In [1]:
import set_sys_path

In [2]:
from classy.controller.tasks import four

In [3]:
print(four.__doc__)


[Classification: Performance of the Naive Bayes algorithm on the given data set] Run the Naive
Bayes tool in Weka on the resulting version of train_gr_smpl. To be able to do this, you may need to
apply several Weka “Filters”. Explain the reason for choosing and using these filters. Once you can run
the algorithm, record, compare and analyse the classifier’s accuracy on different classes (as given by the
Weka Summary and the confusion matrix).




In [4]:
# Load data from task 2
from classy.model.data.read import Reader
reader = Reader()

In [5]:
reader.list_data_files()

['task_2.hdf', 'task_1.hdf', 'dataframe_with_class_attribute.hdf']

In [6]:
dataset = reader.load_data("dataframe_with_class_attribute")

In [7]:
# Instruct pandas show everything we ask it
# import pandas
# pandas.set_option('display.max_columns', None)
# pandas.set_option('display.max_rows', None)
# Not as informative as I'd hoped. Need my own visual feature reduction.

In [8]:
dataset.head()

Unnamed: 0,0,1,2,3,4,5,6,7,8,9,...,2295,2296,2297,2298,2299,2300,2301,2302,2303,label
0,30,29,28,29,31,30,29,28,27,26,...,32,35,38,39,39,40,39,39,38,3
1,31,31,33,32,31,30,29,28,28,28,...,34,35,36,36,37,38,38,37,37,3
2,30,30,31,29,28,27,26,28,30,31,...,35,37,37,38,39,38,38,39,40,3
3,26,25,24,24,24,27,28,29,29,30,...,34,36,37,38,42,40,37,36,36,3
4,25,26,28,28,28,28,28,27,26,25,...,31,33,37,38,37,36,36,35,35,3


In [9]:
# The classifier will output a label number, so let's get our mapping table mapped label_number to label_name
label_mappings = {v:k for k,v in {
    "speed_limit_60": 3,
    "speed_limit_80": 5,
    "speed_limit_80_lifted": 6,
    "right_of_way_crossing": 11,
    "right_of_way_general": 12,
    "give_way": 13,
    "stop": 14,
    "no_speed_limit_general": 32,
    "turn_right_down": 38,
    "turn_left_down": 39,
}.items()}
label_mappings

{3: 'speed_limit_60',
 5: 'speed_limit_80',
 6: 'speed_limit_80_lifted',
 11: 'right_of_way_crossing',
 12: 'right_of_way_general',
 13: 'give_way',
 14: 'stop',
 32: 'no_speed_limit_general',
 38: 'turn_right_down',
 39: 'turn_left_down'}

#### Okay, now we're getting to it.

In [10]:
# First we want a stratified train test split.
from sklearn.model_selection import train_test_split

In [11]:
labels_numpy_array = dataset['label'].values

In [12]:
labels_numpy_array.shape

(12660,)

In [13]:
dataset.shape

(12660, 2305)

In [14]:
all_but_labels = dataset.iloc[:, :-1].values

In [15]:
print("Data:", dataset.shape, "Labels:" ,labels_numpy_array.shape)
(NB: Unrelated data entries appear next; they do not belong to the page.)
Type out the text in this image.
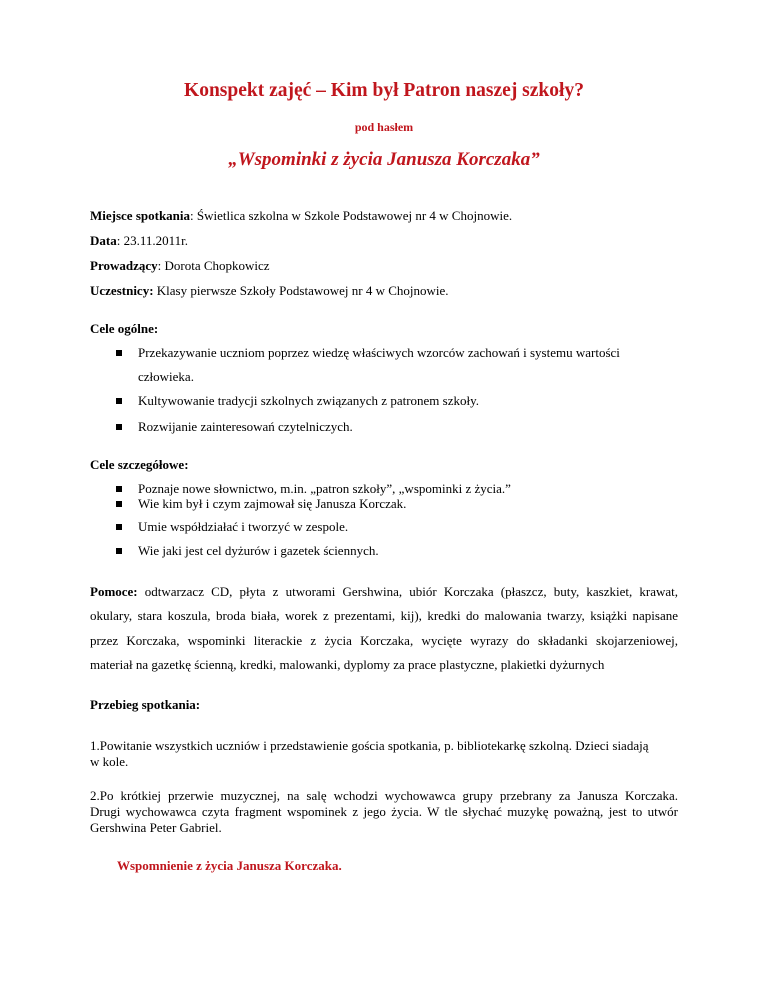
Konspekt zajęć – Kim był Patron naszej szkoły?
pod hasłem
„Wspominki z życia Janusza Korczaka”
Miejsce spotkania: Świetlica szkolna w Szkole Podstawowej nr 4 w Chojnowie.
Data: 23.11.2011r.
Prowadzący: Dorota Chopkowicz
Uczestnicy: Klasy pierwsze Szkoły Podstawowej nr 4 w Chojnowie.
Cele ogólne:
Przekazywanie uczniom poprzez wiedzę właściwych wzorców zachowań i systemu wartości
człowieka.
Kultywowanie tradycji szkolnych związanych z patronem szkoły.
Rozwijanie zainteresowań czytelniczych.
Cele szczegółowe:
Poznaje nowe słownictwo, m.in. „patron szkoły”, „wspominki z życia.”
Wie kim był i czym zajmował się Janusza Korczak.
Umie współdziałać i tworzyć w zespole.
Wie jaki jest cel dyżurów i gazetek ściennych.
Pomoce: odtwarzacz CD, płyta z utworami Gershwina, ubiór Korczaka (płaszcz, buty, kaszkiet, krawat,
okulary, stara koszula, broda biała, worek z prezentami, kij), kredki do malowania twarzy, książki napisane
przez Korczaka, wspominki literackie z życia Korczaka, wycięte wyrazy do składanki skojarzeniowej,
materiał na gazetkę ścienną, kredki, malowanki, dyplomy za prace plastyczne, plakietki dyżurnych
Przebieg spotkania:
1.Powitanie wszystkich uczniów i przedstawienie gościa spotkania, p. bibliotekarkę szkolną. Dzieci siadają
w kole.
2.Po krótkiej przerwie muzycznej, na salę wchodzi wychowawca grupy przebrany za Janusza Korczaka.
Drugi wychowawca czyta fragment wspominek z jego życia. W tle słychać muzykę poważną, jest to utwór
Gershwina Peter Gabriel.
Wspomnienie z życia Janusza Korczaka.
Data: (12660, 2305) Labels: (12660,)


Now we have the labels and instances and attributes in a numpy array as train_test split wants them.

In [16]:
# Now the actual train test split. Vamos!
X_train, X_test, y_train, y_test = train_test_split(
    all_but_labels, 
    labels_numpy_array,
    # (70 30)% split
    test_size=0.3,
    # We want it stratified, labels equally distributed in the training and test datasets
    stratify=labels_numpy_array
)

Now we're reader to run Naive Bayes.
No dimensionality reduction via feature selection has been done on the data.
Scikit-learn has 5 naive bayes types. 

In [17]:
# Let's start with Gaussian Naive Bayes, see what accuracy we get with that

from sklearn.naive_bayes import GaussianNB

In [18]:
gnb = GaussianNB()

In [19]:
print("X:", X_train.shape, "y:" ,y_train.shape)

X: (8862, 2304) y: (8862,)


In [20]:
predictor = gnb.fit(X_train, y_train)

In [21]:
predicted = predictor.predict(X_test)

In [23]:
# What's the accuracy?
round(predictor.score(X_test, y_test), 2)

0.31

But the docs do say "In multi-label classification, this is the subset accuracy which is a harsh metric since you require for each sample that each label set be correctly predicted." But lets see if dimensionality reduction via feature selection helps with this.

In [37]:
# What does the confusion matrix look like?

from sklearn.metrics import confusion_matrix

confusion_matrix(y_test, predicted)

array([[ 60,  46, 225,   2,   0,  16,  47,  24,   3,   0],
       [ 75, 135, 242,   3,   2,  28,  21,  29,   0,  23],
       [  4,   3, 107,   0,   0,   0,   0,  12,   0,   0],
       [ 15,  66,  57, 166,   4,  37,   1,  33,   3,  14],
       [  8,  68, 166,  15, 134,  95,  26,  85,  18,  15],
       [  9, 106, 113,   3,   3, 287,  11,  87,   7,  22],
       [  3,  36,  14,   0,   4,  10, 144,   4,   3,  16],
       [  7,   9,  11,   1,   1,   0,   2,  41,   0,   0],
       [ 34,  72, 195,   4,  13, 115,  81,  18,  70,  19],
       [  0,  13,  18,   0,   0,  16,  14,   4,   0,  25]])

Not good. Let's reduce the features, see if that improves.

# Dimensionality reduction

We'll do the feature selection/reduction on the training data (X_train and y_train)

Let's start with ANOVA (Analysis Of Variance). The test are univariate, and discard any feature that is significant only in combination with another.(ref_needed)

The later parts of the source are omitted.